There's a new wind blowing in Bollywood. The biggest production houses in India's prolific film industry have discovered a new hit formula, cashing in on the reach of television to squeeze additional revenues from blockbuster movies.
Big its such as Aamir Khan-starrer Talaash,
Hrithik Roshan's Agneepath and Shah Rukh Khan's Don 2 made their so-called "television premiere" within two or three months of their release. In each case, the TV channel paid about R40 crore for the telecast rights - more than the budget of most Bollywood films.
"TV rights now account for 25-30% of a film's revenues," said Tanuj Garg, CEO, Balaji Motion Pictures, a big production house.
Earlier, producers were wary of selling television rights to movies till they had milked them dry in theatres.
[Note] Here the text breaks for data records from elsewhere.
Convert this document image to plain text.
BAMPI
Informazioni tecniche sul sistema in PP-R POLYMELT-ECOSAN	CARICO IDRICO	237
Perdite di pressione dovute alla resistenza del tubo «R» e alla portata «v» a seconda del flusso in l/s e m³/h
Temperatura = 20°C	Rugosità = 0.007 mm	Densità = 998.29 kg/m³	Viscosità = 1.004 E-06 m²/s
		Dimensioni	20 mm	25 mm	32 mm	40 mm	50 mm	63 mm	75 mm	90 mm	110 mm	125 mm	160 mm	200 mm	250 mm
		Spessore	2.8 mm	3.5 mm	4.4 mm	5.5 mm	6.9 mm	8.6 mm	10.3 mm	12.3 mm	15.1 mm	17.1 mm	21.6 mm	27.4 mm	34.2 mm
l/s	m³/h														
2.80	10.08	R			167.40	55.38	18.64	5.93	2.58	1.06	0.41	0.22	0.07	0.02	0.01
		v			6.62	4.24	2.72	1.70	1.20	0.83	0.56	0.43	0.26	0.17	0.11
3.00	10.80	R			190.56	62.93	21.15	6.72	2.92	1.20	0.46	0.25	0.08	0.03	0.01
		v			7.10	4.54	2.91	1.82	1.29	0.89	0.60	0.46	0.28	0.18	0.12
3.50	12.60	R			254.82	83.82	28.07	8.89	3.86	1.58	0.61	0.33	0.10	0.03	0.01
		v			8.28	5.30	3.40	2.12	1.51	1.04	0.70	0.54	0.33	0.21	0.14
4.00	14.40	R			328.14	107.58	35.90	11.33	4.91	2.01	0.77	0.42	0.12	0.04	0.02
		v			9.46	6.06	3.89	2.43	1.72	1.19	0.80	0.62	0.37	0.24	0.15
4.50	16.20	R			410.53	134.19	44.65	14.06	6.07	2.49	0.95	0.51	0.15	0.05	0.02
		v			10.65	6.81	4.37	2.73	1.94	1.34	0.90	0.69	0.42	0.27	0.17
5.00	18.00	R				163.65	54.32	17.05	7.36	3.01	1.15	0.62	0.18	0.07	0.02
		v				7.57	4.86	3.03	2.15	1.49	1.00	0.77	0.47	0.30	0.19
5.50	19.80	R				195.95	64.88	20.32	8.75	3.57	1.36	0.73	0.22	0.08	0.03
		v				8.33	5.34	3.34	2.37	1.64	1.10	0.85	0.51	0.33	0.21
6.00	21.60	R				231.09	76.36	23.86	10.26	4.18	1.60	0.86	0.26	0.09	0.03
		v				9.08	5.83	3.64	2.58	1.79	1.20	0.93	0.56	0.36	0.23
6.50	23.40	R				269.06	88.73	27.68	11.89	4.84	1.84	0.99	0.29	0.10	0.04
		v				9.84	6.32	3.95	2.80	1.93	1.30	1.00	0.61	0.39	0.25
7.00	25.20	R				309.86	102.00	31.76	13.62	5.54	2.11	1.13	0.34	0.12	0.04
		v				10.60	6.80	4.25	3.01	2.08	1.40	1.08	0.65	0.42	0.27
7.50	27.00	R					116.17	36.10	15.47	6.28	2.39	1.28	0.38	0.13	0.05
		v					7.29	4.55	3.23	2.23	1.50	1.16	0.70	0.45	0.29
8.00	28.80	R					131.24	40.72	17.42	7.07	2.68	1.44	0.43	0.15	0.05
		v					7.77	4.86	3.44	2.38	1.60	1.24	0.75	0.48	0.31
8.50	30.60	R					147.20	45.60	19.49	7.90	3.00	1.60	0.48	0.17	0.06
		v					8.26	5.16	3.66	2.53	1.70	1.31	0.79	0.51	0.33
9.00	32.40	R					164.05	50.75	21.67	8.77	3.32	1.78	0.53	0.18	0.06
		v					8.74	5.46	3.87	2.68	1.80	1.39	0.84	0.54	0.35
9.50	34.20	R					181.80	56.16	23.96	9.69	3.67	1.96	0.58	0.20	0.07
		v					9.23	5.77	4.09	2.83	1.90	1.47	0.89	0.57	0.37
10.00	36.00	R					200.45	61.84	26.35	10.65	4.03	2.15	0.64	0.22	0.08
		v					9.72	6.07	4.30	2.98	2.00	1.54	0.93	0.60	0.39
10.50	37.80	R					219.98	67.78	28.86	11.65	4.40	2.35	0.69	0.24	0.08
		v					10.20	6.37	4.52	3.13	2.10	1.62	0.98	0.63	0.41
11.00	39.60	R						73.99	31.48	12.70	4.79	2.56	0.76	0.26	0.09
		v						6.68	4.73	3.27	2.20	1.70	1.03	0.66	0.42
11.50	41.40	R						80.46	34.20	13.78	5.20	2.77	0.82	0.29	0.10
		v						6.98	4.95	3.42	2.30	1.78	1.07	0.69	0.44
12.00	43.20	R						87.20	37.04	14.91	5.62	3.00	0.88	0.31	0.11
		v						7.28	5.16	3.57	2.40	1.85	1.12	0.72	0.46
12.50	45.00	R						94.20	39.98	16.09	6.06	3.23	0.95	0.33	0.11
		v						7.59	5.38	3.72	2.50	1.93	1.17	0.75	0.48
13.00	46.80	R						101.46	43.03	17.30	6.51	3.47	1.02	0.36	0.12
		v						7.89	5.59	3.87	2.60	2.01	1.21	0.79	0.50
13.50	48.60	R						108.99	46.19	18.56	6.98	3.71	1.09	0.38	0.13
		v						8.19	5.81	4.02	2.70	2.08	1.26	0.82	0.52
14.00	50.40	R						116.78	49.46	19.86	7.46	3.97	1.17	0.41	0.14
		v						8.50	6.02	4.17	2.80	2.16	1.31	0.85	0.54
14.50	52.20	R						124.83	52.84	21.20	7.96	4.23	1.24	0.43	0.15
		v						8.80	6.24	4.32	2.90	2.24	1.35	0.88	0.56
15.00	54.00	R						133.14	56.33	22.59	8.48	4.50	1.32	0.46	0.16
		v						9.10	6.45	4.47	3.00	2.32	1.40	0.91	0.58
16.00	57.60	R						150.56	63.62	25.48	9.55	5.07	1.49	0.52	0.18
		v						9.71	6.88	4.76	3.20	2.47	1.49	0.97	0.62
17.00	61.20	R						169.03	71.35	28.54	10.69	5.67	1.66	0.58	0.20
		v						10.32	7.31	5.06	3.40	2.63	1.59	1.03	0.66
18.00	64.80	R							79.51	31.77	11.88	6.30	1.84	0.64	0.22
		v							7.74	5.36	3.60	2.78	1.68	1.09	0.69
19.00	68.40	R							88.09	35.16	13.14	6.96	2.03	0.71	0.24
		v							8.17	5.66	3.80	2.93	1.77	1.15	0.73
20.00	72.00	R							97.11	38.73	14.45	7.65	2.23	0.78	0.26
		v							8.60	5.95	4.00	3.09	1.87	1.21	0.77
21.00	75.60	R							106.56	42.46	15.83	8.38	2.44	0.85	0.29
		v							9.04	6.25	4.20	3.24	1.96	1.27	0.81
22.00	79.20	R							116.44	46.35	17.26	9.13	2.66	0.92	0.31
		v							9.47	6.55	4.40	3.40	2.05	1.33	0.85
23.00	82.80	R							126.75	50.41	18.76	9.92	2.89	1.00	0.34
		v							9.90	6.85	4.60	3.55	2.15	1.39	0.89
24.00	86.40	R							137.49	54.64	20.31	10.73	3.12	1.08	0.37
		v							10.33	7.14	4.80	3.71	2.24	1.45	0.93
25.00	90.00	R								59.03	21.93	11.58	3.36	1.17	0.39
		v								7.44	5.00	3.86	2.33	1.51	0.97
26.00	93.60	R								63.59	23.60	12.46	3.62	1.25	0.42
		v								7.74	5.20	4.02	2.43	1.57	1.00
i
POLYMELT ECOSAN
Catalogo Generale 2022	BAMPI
But rampant piracy and the resultant losses forced them into a rethink.
Jehil Thakkar, head, media and entertainment sector, KPMG India, feels a gap of one month between a film's box office release and its cable and satellite (television) release can help maximise revenues.
"A film earns usually 75-80% of its box office revenues within the first two weeks of release. After that, cinema screens are chasing new films. So why wait for two months or more for TV telecasts?" he asked.
Releasing a movie on television soon after it has completed its run in the theatres makes sense for producers. "The film is still fresh in people's minds; so it will do better in terms of viewership on television," said Hemal Jhavery, executive vice president and general manager, Star Gold and Movies OK.
Viewership figures bear out this claim. Big-budget film "premieres" on television garner television viewership ratings (TVRs) ranging from 5% to 10% (the percentage of switched-on audience watching a show at a particular time). Two recent Ajay Devgn films, Singham and Son of Sardar, had TVRs of 8.7% and 5.1%, respectively, said Jhavery.
The cable and satellite rights for Salman Khan-starrer Dabangg 2 were sold to the Star Network for R50 crore, added Thakkar.
While it is true that all broadcasters would prefer to chase big-ticket films or films with big stars, Garg pointed out that different channels have different parameters for selecting particular films.
"They are careful about their choices, but everyone is competing for the big actors. Beyond that, successful film franchises with sequels and prequels are in high demand from TV viewers. In India, these have done better than the original films," he said.
Notably, the small-screen trend has coincided with the increasing corporatisation of the movie business in India. With real companies, not ad-hoc banners, running the industry, black money deals - long the bane of Bollywood -- are on the wane.